2024年12月6日(金)

チャイナ・ウォッチャーの視点

2009年11月25日

 上海の学生対話集会は米側の強い要望に中国が折れて実現したと言われているが、人権や表現の自由などオバマ大統領が対話の場を通じて大衆に訴えたかった真意は、中国の巧妙なメディア戦術によって封じ込められた。

 言ってみれば、今回の訪中にあたって、「中国を封じ込めるつもりはない」と度々宣言したオマバ大統領は、結局中国による「言論封じ込め」の対象となった。何という皮肉な話であろうか。

大統領が仕掛けた奇策

 このような無礼千万の「言論規制」に不満を感じたのか、オバマ大統領は訪中の間にある奇策に打って出た。中国の人民日報や中央テレビ局などの御用メディアからの取材の申し込みをいっさい拒否していたオバマ大統領は、中国の胡錦濤国家主席と会談した際に突如、『南方週末』という中国の国内新聞の名前を言い出して、この新聞からの取材を受けたいと申し出たのである。
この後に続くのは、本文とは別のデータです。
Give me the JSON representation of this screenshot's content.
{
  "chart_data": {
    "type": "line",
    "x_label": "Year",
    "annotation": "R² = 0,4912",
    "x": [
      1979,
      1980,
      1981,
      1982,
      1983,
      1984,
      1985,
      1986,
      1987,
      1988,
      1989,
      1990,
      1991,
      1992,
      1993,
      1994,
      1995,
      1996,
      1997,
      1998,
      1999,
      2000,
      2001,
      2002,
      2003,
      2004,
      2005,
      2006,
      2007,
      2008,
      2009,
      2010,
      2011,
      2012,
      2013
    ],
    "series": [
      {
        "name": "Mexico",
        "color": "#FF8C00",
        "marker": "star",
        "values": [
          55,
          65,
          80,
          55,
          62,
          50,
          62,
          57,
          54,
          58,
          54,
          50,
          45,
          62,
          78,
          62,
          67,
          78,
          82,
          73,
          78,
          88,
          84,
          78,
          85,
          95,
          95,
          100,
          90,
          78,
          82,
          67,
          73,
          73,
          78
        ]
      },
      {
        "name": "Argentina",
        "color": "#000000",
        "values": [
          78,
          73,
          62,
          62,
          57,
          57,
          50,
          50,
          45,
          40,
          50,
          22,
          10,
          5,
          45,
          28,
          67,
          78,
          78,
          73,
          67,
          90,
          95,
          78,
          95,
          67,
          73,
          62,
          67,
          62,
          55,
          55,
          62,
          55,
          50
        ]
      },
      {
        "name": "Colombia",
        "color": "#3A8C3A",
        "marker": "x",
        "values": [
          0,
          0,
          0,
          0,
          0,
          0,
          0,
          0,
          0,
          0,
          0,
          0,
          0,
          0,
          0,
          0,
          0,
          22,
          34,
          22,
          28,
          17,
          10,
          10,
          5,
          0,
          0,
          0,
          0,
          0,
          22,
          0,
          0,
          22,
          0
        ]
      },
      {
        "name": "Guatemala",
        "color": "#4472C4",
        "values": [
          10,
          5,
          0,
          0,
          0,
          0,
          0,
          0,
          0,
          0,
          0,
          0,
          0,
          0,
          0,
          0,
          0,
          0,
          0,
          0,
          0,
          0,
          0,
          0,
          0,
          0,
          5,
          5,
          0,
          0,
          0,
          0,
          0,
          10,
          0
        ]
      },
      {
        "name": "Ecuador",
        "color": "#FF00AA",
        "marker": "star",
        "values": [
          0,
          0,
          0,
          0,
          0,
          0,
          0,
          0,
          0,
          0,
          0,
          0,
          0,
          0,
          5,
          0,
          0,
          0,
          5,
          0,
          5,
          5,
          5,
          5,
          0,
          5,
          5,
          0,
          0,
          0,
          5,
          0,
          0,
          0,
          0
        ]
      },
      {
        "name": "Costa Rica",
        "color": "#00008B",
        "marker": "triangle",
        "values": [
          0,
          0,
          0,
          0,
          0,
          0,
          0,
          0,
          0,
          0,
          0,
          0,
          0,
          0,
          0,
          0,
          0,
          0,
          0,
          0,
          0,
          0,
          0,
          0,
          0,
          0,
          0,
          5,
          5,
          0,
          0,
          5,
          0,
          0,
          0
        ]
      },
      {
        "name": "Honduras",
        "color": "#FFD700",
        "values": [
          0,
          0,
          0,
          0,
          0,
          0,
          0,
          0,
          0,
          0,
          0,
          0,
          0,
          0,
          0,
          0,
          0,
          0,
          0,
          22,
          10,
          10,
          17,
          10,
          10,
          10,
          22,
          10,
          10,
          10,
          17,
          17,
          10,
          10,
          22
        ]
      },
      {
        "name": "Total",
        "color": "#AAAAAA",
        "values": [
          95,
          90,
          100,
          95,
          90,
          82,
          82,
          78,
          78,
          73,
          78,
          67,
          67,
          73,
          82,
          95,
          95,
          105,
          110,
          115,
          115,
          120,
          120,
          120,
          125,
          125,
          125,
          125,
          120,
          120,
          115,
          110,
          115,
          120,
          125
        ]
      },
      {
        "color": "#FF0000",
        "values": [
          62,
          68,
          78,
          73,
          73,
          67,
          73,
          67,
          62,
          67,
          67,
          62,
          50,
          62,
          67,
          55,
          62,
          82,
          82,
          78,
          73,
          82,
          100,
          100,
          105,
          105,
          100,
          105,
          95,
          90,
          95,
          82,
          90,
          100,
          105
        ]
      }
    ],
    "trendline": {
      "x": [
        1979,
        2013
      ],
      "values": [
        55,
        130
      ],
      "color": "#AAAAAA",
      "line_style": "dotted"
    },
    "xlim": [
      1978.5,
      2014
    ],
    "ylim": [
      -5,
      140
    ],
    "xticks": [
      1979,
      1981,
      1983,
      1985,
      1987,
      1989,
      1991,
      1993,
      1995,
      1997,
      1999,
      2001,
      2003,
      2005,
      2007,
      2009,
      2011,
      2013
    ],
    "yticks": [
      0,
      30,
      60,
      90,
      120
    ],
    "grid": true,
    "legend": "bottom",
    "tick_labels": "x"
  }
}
 『南方週末』というのは中国の広州市に本社をおく一地方紙ではあるが、中国で起きる人権侵害などの問題に積極的に切り込む「開明派新聞」として全国的に知られている。実際、広州だけでなく、北京や上海など全国の大都会でも販売されているから、いわば「準全国紙」としての地位を勝ち取っている。

 もちろん『南方週末』は、人民日報や中央テレビ局などを差し置いてオバマ大統領に取材できるとは夢にも思っていないし、取材を申し出たこともない。逆に、中国の御用メディアに嫌気がさして、オバマ大統領は、駐中国アメリカ大使館の推薦を受け、『南方週末』からの取材を受けようと自らが決め、胡主席に「直訴」したわけである。

 大統領からの突如の申し出に、胡主席はさぞ驚いたであろうが、国賓であるオバマ大統領の「たっての願い」を拒否するわけにもいかない。結局、胡主席からの同意を得て、オバマ大統領が仕掛けた『南方週末』取材は実現した。

紙面が空白? 前代未聞の新聞報道

 しかし、事件が起きたのは、オバマ大統領が中国を後にした翌日の11月19日。インターネットの予告で、この日に発売された最新号の『南方週末』にオバマ大統領への単独インタビュー記事が掲載されることを知った人々は、競って同紙を購入したが、それを手にした途端、読者たちはいっせいに我が目を疑った。

 確かに、オバマ大統領のインタビュー記事は新聞の2面の上段に短く掲載された。しかし、2面の下段部分は何と、何も掲載されていない「空白」であったのだ。そして新聞の1面の下段も、実は空白のままだった。

 要するに当日の『南方週末』は、紙面の1面の半分と2面の半分を空白にしたまま、販売したのである。

 もちろん、このような前代未聞の出来事は、けっして『南方週末』の本意ではない。空けた新聞紙面はもともと、オバマ大統領へのインタビュー記事を掲載するために取っておいたスペースだったのである。

 しかし、大統領が中国を発った直後に、『南方週末』の編集部に中国共産党宣伝部の検閲が入ってきた。記者が書き上げたインタビュー記事に対する厳重な検閲の結果、宣伝部は記事内容の大幅な削除・圧縮を新聞社に命じたのだ。